(2019) Sports Documentary (Green Box Europe) Natalia Baginska, Joanna Patusiak, Joanna Pres, Kinga Szymanska, Martyna Brodzik, Aleksandra Sudyk, Marta Fil, Patrycja Michalczyk, Natalia Grib, Patrycja Trzcinska, Aleksandra Witczak, Roksana Rataczyk, Natalia Oleszkiewicz, Kornelia Grosicka, Lukasz Haliniarz, Martyna Iwanek, Weronika Szymaszek, Beata Niesterowicz. Directed by Miguel Gaudėncio
While we in the States tend to think of soccer (called by everybody else football) is a painfully slow and less athletic sport than the manly sport of American football, that’s just plain wrong, wrong, wrong. Football (the non-American kind) requires stamina, skill and intestinal fortitude to push beyond your limits when you are sure you couldn’t possibly run even one more step.
The ladies of the Olimpia Szczecin squad possess that kind of fortitude and much of it is largely due to their coach, Natalia Baginska. Her job is to motivate the women to push themselves higher and harder than they ever have. She is a stern taskmaster and keeps her charges busy as the club, sidelined for the off-season, prepares for the oncoming season with practices, scrimmages and practice games, called “friendlies” in the parlance.
Gaudėncio, a native of Portugal now based in Szczecin, has established a particular style for better or for worse, that is essentially cinema verité along the lines of an Errol Morris. He’s also fond of black and white, which worked nicely for the boxing documentary Down But Not Out but was a tactical error her; Soccer is a sport of color from the rich green of the pitch to the colors of the uniforms. It makes the film more drab than it has to be.
What really disappointed me about the movie though was once again he gives virtually no context about what we’re seeing. Why did he choose this team to follow? What happened with their season? He also doesn’t identify which player is which and we mostly see them in workouts without uniforms so we can’t even figure out the numbers. The games he does show often we get no sense of the flow of the game; there are some bits and pieces of the team on offense, other bits and pieces of the team on defense and occasionally celebrating a goal. We have no idea who they are playing.

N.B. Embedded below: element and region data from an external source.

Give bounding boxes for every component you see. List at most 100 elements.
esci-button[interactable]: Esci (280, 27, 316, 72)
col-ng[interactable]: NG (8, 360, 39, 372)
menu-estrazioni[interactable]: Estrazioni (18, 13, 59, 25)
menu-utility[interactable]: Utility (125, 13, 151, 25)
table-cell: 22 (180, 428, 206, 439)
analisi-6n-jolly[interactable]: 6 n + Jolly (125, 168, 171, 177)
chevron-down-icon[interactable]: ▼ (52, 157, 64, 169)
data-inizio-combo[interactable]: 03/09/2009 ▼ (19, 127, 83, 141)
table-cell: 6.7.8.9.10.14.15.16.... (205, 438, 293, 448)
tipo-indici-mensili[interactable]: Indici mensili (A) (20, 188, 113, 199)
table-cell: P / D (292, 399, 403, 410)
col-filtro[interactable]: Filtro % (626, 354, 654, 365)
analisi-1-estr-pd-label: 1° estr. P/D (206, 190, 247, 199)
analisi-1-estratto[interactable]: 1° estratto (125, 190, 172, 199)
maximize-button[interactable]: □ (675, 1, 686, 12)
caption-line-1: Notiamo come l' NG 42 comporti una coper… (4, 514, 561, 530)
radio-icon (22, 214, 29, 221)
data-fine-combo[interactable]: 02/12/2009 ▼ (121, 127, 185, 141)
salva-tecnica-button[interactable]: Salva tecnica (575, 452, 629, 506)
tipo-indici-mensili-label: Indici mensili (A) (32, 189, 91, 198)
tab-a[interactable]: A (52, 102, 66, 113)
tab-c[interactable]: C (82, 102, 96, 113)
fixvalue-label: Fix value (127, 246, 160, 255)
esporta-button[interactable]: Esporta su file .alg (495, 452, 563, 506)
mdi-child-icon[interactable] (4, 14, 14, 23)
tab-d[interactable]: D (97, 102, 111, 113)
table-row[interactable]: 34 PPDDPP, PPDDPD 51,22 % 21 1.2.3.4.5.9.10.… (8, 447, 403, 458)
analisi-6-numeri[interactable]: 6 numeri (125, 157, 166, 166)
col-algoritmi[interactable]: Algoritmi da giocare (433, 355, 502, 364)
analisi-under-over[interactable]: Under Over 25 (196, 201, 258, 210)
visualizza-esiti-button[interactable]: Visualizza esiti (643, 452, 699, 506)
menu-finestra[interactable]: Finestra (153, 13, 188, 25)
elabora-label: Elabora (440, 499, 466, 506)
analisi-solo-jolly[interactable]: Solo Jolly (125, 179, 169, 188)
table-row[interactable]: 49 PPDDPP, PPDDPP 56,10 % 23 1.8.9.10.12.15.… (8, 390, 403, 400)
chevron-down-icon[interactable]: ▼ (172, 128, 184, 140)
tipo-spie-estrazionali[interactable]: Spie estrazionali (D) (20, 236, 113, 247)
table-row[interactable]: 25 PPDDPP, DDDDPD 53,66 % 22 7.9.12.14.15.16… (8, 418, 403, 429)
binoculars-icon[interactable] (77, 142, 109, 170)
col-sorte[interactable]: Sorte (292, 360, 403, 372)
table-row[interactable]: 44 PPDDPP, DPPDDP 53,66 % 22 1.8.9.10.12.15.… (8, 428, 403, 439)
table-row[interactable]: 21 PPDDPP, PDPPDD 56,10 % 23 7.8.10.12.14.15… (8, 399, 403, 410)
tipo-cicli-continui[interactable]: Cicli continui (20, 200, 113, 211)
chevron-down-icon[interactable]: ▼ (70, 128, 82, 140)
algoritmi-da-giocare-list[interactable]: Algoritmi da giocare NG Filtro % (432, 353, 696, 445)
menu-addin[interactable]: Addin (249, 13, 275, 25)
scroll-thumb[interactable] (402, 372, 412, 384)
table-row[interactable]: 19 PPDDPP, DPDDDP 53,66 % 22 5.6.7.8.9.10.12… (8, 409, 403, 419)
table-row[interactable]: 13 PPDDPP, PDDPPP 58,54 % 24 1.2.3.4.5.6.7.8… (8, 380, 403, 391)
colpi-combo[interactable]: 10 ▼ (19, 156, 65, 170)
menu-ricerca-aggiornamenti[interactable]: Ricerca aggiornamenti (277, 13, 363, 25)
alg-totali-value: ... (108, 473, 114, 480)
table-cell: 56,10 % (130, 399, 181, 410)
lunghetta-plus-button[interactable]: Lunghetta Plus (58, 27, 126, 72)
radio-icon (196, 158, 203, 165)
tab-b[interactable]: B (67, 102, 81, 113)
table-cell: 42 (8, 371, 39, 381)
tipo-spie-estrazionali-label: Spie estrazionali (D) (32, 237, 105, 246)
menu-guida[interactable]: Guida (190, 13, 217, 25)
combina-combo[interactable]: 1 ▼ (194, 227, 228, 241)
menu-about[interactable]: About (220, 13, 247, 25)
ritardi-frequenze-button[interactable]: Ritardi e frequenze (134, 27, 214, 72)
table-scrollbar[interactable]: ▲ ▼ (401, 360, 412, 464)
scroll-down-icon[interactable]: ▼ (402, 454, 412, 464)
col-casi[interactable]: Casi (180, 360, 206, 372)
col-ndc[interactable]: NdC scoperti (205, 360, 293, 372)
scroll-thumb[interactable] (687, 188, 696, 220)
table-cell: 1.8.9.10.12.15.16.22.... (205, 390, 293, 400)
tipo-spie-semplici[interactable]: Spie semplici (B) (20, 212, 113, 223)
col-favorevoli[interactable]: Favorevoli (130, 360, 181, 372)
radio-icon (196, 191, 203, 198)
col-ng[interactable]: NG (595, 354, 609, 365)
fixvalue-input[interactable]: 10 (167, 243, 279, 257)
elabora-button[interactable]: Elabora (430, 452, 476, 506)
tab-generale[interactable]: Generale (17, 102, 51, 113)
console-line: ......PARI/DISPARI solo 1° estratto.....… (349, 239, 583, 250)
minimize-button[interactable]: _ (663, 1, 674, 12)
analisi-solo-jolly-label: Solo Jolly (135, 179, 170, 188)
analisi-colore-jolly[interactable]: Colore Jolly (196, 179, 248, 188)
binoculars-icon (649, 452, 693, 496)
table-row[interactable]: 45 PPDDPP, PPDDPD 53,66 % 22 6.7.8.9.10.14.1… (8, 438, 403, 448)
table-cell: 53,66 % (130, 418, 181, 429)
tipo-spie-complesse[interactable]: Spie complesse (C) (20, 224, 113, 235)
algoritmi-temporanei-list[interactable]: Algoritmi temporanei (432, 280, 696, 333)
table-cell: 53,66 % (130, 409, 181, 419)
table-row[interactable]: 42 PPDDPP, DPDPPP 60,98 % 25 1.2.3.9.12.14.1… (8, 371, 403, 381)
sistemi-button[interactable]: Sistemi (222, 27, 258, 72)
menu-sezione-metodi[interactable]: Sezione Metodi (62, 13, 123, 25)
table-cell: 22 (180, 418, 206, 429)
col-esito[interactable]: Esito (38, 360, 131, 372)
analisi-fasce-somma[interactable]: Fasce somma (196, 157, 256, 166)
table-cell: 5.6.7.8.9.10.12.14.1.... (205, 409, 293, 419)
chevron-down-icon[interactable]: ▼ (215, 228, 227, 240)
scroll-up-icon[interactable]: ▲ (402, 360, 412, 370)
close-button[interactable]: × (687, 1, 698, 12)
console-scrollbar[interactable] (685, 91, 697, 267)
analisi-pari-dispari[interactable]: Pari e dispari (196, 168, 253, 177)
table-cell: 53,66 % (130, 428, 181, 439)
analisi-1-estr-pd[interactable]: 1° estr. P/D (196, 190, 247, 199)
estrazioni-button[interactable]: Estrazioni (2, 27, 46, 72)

We do get a sense that the players work hard and that the coach is a combination therapist and motivational speaker as well as a tactician although we get no particulars about the latter role. We do get plenty of scenes of various body parts on the players getting massaged which I suppose communicates the muscular aches and pains the ladies have to endure but it’s a point that seems to be getting made a bit too repetitively.
Of the three documentaries I’ve seen from Gaudėncio this is by far the one I’ve enjoyed the least. By halfway through the short documentary I was checking the time, praying for the film to end. By the time it did, I felt like I hadn’t gotten to know the coach all that well and the players even less. Not being all that well-schooled in the game of soccer, I can’t even tell you if the team improved over the course of the film.
However, the movie does have the advantage of being timely, released as the United States women’s team was capturing its most recent World Cup title so there might be some interest from that angle. I think it would be a good film for aspiring soccer players both male and female to see what is involved with becoming a top-level player. However cinema buffs may find the film to be a little too disjointed to be all that enjoyable.
REASONS TO SEE: Gives a sense of how hard these athletes work.
REASONS TO AVOID: Lacks any sort of context whatsoever.
FAMILY VALUES: There is some sports action.
TRIVIAL PURSUIT: Two of the partners in Green Box Europe are originally from Florida but now live in Poland.
BEYOND THE THEATERS: Amazon, iTunes, Vimeo
CRITICAL MASS: As of 7/27/19: Rotten Tomatoes: No score yet: Metacritic: No score yet.